Dosyadaki yazılara, hükmün Dairemizce de benimsenmiş bulunan yasal ve hukuksal gerekçeleriyle dayanağı maddî delillere ve özellikle; ... sigortalılarına yapılan ... sigorta yardımları nedeniyle meydana gelen Kurum zararının rücu hakkının yasal dayanağı olan 1479 sayılı Kanunun 63. maddesine göre; “Üçüncü bir kimsenin suç sayılır hareketi ile bu Kanunda sayılan yardımların yapılmasını gerektiren bir halin doğmasında, Kurum, sigortalı veya hak sahiplerine gerekli bütün yardımları yapar. Ancak, Kurum, yapılan bu yardımların ilk peşin değeri için üçüncü kişilere, istihdam edenlere (...) ve diğer sorumlulara rücu eder...” düzenlemesiyle, üçüncü kişinin sorumluluğu yoluna gidilebilmesi için, “suç sayılır hareketi” ile yardımların yapılmasına neden olma koşulu öngörülmüştür. “Rücu edilebilmesi için üçüncü kişinin suç sayılır hareketinin, 1479 sayılı Kanunda yazılı yardımların yapılmasını gerektirecek nitelikte olması gerekmektedir... Kurumun yapmış olduğu yardımları sorumlulara rücu edebilmesini sağlayan üçüncü kişinin suç sayılır hareketi, ... Ceza Kanunu kapsamında değerlendirilmelidir. Dolayısıyla bu kavramın içine hem cürüm hem de kabahat suçları girmektedir...”(..., ... Sigorta Yardımları,... Yayım Dağıtım, ... 1996, s.197) “Bu yön, zararla üçüncü kişinin eylemi arasında uygun neden-sonuç bağlantısının varlığını zorunlu kılmaktadır. Eğer böyle bir bağlantı yoksa, üçüncü kişinin yardımlardan sorumlu tutulması düşünülemez. Madde hükmünün öngördüğü “suç”la çerçevelenmiş sınırlı bir sorumluluk bulunduğu ortadadır.”..., ... Kanunu...Matbaası, ... 1979, s.263)

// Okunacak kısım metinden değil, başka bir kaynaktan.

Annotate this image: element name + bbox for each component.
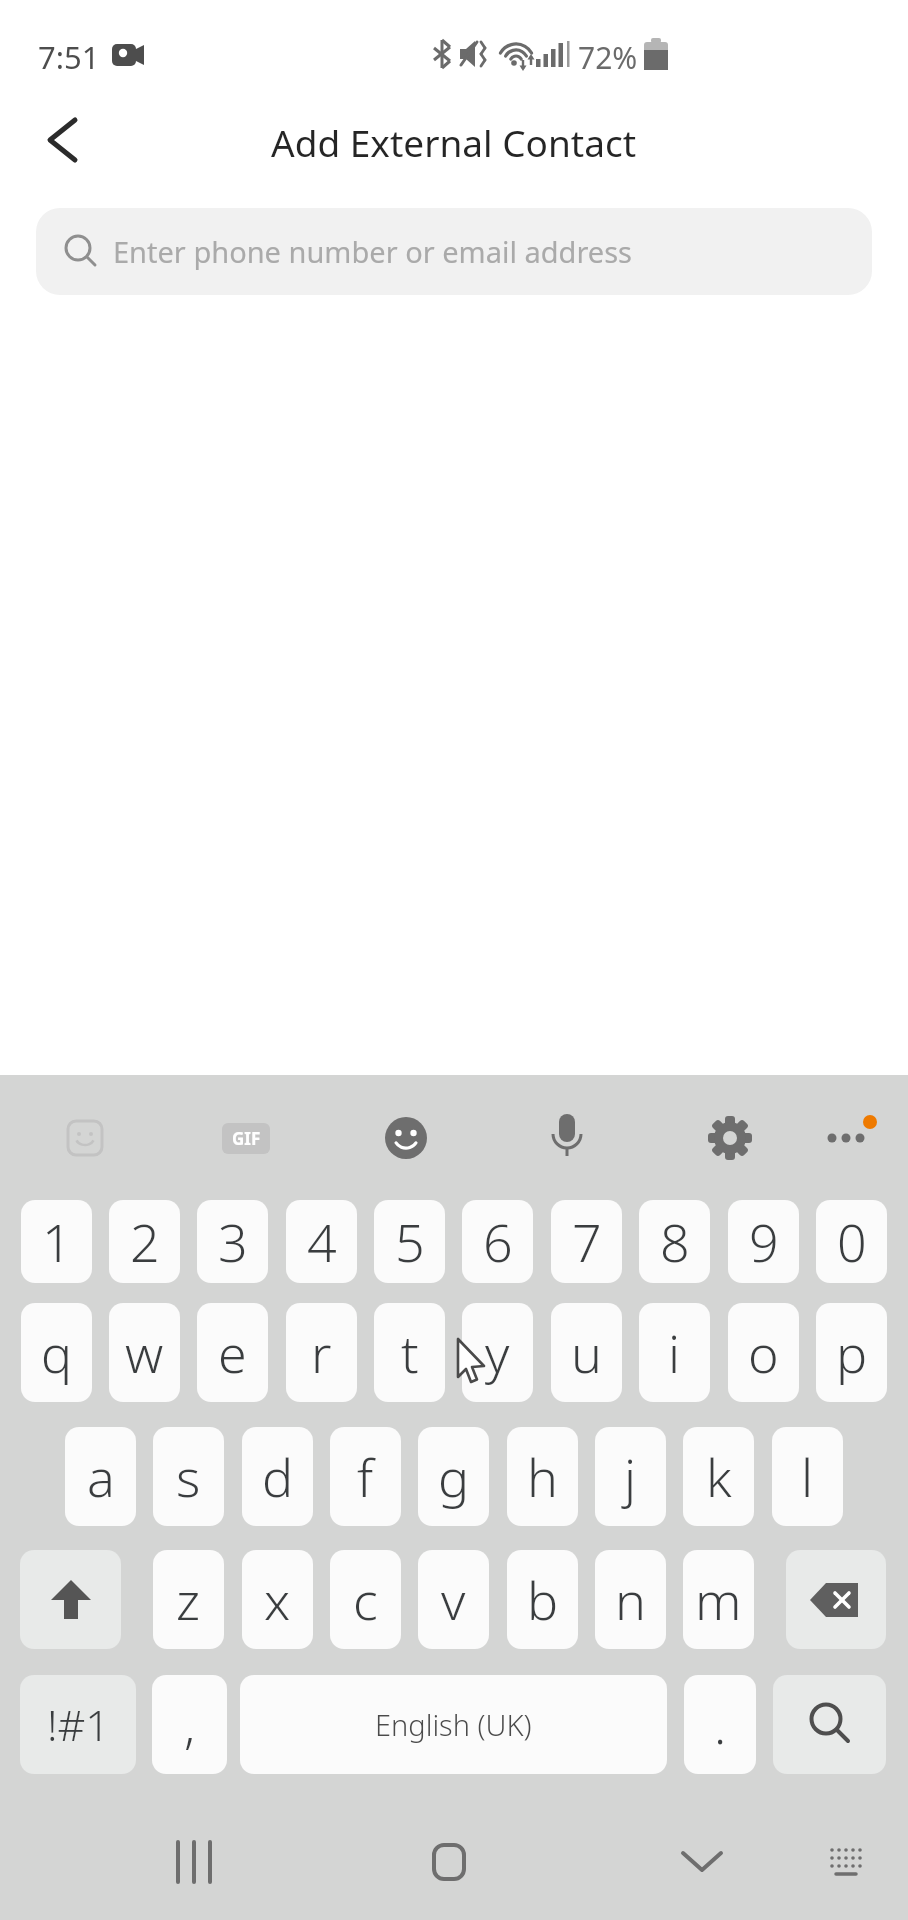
staticText: 7:51 <box>38 36 100 78</box>
button[interactable]: f <box>330 1427 401 1526</box>
staticText: q <box>41 1317 73 1388</box>
button[interactable]: o <box>728 1303 799 1402</box>
button[interactable] <box>808 1824 884 1900</box>
button[interactable]: h <box>507 1427 578 1526</box>
button[interactable]: l <box>772 1427 843 1526</box>
button[interactable]: m <box>683 1550 754 1649</box>
button[interactable]: g <box>418 1427 489 1526</box>
staticText: English (UK) <box>375 1705 532 1744</box>
button[interactable] <box>411 1824 487 1900</box>
staticText: u <box>571 1317 602 1388</box>
button[interactable]: i <box>639 1303 710 1402</box>
staticText: r <box>311 1317 332 1388</box>
staticText: o <box>748 1317 779 1388</box>
button[interactable]: x <box>242 1550 313 1649</box>
staticText: 4 <box>307 1206 337 1277</box>
staticText: w <box>125 1317 164 1388</box>
button[interactable]: 0 <box>816 1200 887 1283</box>
staticText: Add External Contact <box>271 117 637 167</box>
staticText: d <box>262 1441 294 1512</box>
staticText: 0 <box>837 1206 867 1277</box>
staticText: 3 <box>218 1206 248 1277</box>
staticText: 72% <box>578 37 638 78</box>
button[interactable]: 7 <box>551 1200 622 1283</box>
button[interactable] <box>156 1824 232 1900</box>
button[interactable]: r <box>286 1303 357 1402</box>
button[interactable]: n <box>595 1550 666 1649</box>
button[interactable]: b <box>507 1550 578 1649</box>
staticText: i <box>668 1317 681 1388</box>
button[interactable] <box>664 1824 740 1900</box>
button[interactable]: a <box>65 1427 136 1526</box>
staticText: y <box>485 1317 510 1388</box>
staticText: . <box>714 1691 727 1759</box>
button[interactable]: !#1 <box>20 1675 136 1774</box>
staticText: e <box>218 1317 247 1388</box>
staticText: n <box>615 1564 646 1635</box>
button[interactable]: Enter phone number or email address <box>36 208 872 295</box>
button[interactable]: s <box>153 1427 224 1526</box>
staticText: 8 <box>660 1206 690 1277</box>
button[interactable]: 2 <box>109 1200 180 1283</box>
staticText: x <box>264 1564 291 1635</box>
button[interactable]: j <box>595 1427 666 1526</box>
button[interactable] <box>28 104 96 176</box>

1479 sayılı Kanununun (83, 84, geçici 10 ve ek geçici 6. maddesi hariç olmak üzere) 63. ve diğer maddeleri 01.10.2008 tarihinde yürürlüğe giren 5510 sayılı Kanunun 106. maddesi ile yürürlükten kaldırılmış, uzun vadeli sigorta kolları bakımından üçüncü kişinin sorumluluğuna ilişkin olarak 5510 sayılı Kanunun 39. maddesi ile; “Üçüncü bir kişinin kastı nedeniyle malûl veya vazife malûlü olan sigortalıya veya ölümü halinde hak sahiplerine, bu Kanun uyarınca bağlanacak aylığın başladığı tarihteki ilk peşin sermaye değerinin yarısı için Kurumca zarara sebep olan üçüncü kişilere rücû edilir.
Mahkemece, her ne kadar 05.08.2006 tarihinde meydana gelen trafik kazası sonucu, Kurum’un uğradığı zararları davalılardan istediği eldeki davada, davanın yasal dayanağının, 1479 sayılı Kanun’un 63. maddesi olmasına rağmen hatalı değerlendirme ile 5510 sayılı Kanun’un 39. maddesi kabul edilerek kast yokluğundan red kararı verilmiş ise de, davalıların murislerinin 2004 yılında kazaya konu motosiklet ile trafik kazası geçirerek vefat ettiği ve o tarihten sonra ise motosikletin mirasçılara geçmediği ve bu haliyle işleten olmadıkları anlaşılmakla verilen red kararının isabetli olduğu, gerekçenin hatalı olmasının sonuca etkili bulunmamasına göre, yerinde görülmeyen bütün temyiz itirazlarının reddiyle usul ve kanuna uygun olan hükmün ONANMASINA, 05.12.2016 gününde oybirliğiyle karar verildi.